Wake up to the cruel realities of leather
Para kanino ka bumabangon? Who do you wake up for?
This isn’t an ad campaign for a certain brand. Rather, far beyond anything we imbibe or consume right after we wake up, this is the kind of question that defines not just our day, but our life.
There can be seven billion answers to that question, and even more. And every one of them is correct, if it keeps the person going.
I have my own compelling reasons: I wake up for my elderly parents, my adopted four-footed companions, and my environmental causes.
I wake up to face my duties and responsibilities as a productive member of society. I wake up to check if my lucky Ultra Lotto pick is about to change my life. I wake up because life has allowed me to live another day.
But if I were to choose the single greatest reason for me to wake up, it would be this: I wake up so that I may help others wake up, too.
I experienced my own big “awakening” around 18 years ago, when I made that connection between my lifestyle—what I ate, what I wore, and what I drove—and the extremely oppressive and destructive animal industry.
Billions upon billions of farm animals—cows, pigs, poultry, goats, sheep—are sent to slaughter to serve as our food and our “second skin.”
That number today has grown radically, by the same rate our human population has exploded: 56 billion farm animals slaughtered every year.
Slaughterhouses have tried to keep the goings-on in their dark, dank facilities from the public eye, and society, uncomfortable with how its meat arrives on tables from the abattoir, has obligingly turned away.
But a quick search on YouTube reveals horrible scenes of inhumane handling.
That genuine leather that looks oh so elegant and luxurious in a car’s interior truly had a cruel past. Without exception.
Cows and bulls face unbearable torture—face-branding with hot irons, electrocution, non-stop beatings, and suffocation—before they are dealt that one final blow.
The Food and Agriculture Organization of the United Nations in 2012 declared that annually, the global leather industry slaughters more than a billion animals.
Those billions of animals end up in your car, your shoes, clothes, accessories, sports equipment, etc.
Can we live without animal-sourced leather?

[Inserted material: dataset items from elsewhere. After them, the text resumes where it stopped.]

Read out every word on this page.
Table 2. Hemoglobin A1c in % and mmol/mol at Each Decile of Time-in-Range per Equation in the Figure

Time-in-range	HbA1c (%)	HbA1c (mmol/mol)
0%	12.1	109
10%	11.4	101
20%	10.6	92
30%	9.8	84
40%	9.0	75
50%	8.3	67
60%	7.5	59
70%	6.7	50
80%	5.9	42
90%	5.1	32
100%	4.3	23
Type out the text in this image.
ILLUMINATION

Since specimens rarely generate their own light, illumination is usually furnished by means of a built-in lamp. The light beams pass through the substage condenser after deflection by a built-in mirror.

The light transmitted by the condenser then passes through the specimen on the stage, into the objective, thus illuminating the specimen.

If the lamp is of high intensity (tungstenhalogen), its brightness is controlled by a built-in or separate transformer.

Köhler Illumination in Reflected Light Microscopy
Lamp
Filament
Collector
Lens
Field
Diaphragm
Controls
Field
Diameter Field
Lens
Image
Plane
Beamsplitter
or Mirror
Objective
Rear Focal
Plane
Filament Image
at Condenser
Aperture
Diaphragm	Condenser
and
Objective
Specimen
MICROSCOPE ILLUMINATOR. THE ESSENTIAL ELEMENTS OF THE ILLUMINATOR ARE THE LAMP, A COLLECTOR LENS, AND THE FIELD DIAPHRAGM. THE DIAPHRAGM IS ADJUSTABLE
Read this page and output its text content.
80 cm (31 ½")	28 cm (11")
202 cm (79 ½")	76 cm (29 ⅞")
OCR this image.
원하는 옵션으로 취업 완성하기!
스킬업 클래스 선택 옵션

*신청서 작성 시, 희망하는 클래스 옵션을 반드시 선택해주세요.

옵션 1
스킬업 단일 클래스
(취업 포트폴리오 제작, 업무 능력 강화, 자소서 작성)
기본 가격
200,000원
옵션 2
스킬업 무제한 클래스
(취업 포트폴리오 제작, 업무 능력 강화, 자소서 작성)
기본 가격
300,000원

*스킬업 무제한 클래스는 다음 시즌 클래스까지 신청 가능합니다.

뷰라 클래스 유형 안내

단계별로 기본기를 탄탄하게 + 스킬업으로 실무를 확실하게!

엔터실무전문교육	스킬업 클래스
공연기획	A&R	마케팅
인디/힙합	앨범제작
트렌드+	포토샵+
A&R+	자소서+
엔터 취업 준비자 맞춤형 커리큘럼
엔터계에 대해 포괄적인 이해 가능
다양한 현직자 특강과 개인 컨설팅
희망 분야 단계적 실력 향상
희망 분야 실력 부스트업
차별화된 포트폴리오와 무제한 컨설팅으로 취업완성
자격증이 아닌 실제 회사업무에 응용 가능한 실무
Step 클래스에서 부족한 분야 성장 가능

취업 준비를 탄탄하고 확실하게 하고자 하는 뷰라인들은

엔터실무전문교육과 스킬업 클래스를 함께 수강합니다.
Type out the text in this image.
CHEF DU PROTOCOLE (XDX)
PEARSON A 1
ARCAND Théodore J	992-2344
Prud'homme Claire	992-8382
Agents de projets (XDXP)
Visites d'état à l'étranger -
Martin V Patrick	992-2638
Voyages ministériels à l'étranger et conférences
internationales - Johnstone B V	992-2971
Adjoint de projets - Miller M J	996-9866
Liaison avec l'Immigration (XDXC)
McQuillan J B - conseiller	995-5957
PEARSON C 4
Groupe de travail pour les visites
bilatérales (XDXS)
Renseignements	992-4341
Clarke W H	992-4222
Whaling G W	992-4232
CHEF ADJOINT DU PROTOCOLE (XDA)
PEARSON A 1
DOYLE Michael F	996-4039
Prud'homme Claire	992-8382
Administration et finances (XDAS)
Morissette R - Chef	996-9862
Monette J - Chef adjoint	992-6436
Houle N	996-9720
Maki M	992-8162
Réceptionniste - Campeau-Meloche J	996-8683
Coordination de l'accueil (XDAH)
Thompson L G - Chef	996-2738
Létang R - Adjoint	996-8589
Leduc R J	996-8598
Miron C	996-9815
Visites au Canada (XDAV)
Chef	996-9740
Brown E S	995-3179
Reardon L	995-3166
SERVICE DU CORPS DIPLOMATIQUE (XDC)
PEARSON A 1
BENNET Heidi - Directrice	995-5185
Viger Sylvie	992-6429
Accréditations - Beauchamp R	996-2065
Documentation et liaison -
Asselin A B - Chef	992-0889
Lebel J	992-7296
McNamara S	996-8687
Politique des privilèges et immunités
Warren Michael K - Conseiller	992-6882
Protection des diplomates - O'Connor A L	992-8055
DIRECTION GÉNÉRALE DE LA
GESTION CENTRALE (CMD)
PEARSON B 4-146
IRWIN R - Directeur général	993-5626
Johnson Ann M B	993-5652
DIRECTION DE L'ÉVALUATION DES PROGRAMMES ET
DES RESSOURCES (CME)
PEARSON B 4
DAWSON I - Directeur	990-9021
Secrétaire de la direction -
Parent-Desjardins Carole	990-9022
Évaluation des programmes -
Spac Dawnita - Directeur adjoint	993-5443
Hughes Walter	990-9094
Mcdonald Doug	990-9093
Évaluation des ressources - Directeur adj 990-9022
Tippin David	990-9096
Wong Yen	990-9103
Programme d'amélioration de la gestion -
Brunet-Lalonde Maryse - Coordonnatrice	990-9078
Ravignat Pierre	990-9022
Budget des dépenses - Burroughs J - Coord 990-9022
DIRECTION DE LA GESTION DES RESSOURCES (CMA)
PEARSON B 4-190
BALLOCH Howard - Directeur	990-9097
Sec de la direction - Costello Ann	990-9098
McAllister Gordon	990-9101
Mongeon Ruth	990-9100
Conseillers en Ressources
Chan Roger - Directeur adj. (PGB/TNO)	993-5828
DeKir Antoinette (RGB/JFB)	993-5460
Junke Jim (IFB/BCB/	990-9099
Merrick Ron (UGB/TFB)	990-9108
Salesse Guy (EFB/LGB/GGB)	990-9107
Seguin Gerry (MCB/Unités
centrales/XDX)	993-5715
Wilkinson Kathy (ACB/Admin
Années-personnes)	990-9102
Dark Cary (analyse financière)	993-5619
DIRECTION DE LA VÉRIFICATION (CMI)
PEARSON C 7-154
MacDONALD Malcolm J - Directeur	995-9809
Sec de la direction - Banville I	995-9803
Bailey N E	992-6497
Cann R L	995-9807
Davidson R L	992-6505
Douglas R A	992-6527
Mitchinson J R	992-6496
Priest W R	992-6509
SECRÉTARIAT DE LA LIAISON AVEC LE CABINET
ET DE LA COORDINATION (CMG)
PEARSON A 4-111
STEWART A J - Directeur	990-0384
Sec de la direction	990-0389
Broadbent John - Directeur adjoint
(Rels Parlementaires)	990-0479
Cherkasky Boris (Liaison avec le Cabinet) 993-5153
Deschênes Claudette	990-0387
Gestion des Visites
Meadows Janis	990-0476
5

Today, with the modern manufacturing technologies laid out before us, the answer is an emphatic “Yes!” There are numerous materials available as alternatives to leather.
There’s the sustainable textile Pinatex for vehicle interiors. Mercedes-Benz uses either the Artico man-made leather or the MB-Tex seat upholstery, which some owners swear look and feel better than genuine leather.
Italian brand Alcantara leather has been used in private jets, high-end European luxury cars such as Porsche, BMW “M,” Lamborghini models such as the Gallardo LP570-4 Superleggera, and Lexus LC500h.
Alcantara, a suede-like material, was developed as far back as the 1970s as a durable and long-lasting synthetic alternative to animal hide.
There’s also the T-Tec upholstery especially developed for Volvo Cars, and inspired by sportswear and modern travel accessories.
Supporting the use of synthetic leather and other non-animal-sourced materials is not only light on the conscience, but friendly to the planet.
Going for alternatives eases the pressure for animal farms to expand and take up more real estate.
Every second, a forested area the size of a football field is destroyed forever due to the global expansion of animal farms.
Furthermore, the age-old practice of tanning has been shown to introduce harmful chemicals to the environment and the atmosphere.
Norman Myers, author of “The Primary Source: Tropical Forests and Our Future,” wrote, “The No. 1 factor in (the) elimination of Latin America’s tropical rainforests is cattle grazing.”
American author John Robbins wrote about rainforests: “Half of all species on Earth live in … tropical rainforests.”
Dr. ME Ensminger, former chair of the Department of Animal Science at Washington State University and the author of 10 books about livestock raising, said: “It took nature thousands of years to form the rainforest, but it took a mere 25 years for people to destroy much of it. And when a rainforest is gone, it’s gone forever.”
I am truly heartened when the automotive industry, certainly among the biggest markets for leather, makes conscious efforts to use alternative materials.
A couple of years ago, a car executive of a European brand told me that some EU brands have shifted their use to faux (or false) leather because of the growing public clamor.
I woke up to write this, so that hopefully, when this piece sees print, I can exhort the reader to consider not using animal-sourced leather—not only in your next choice of automobiles, but in your life.
Wouldn’t it feel good to know that your “second skin” didn’t come at the expense of another sentient being’s life?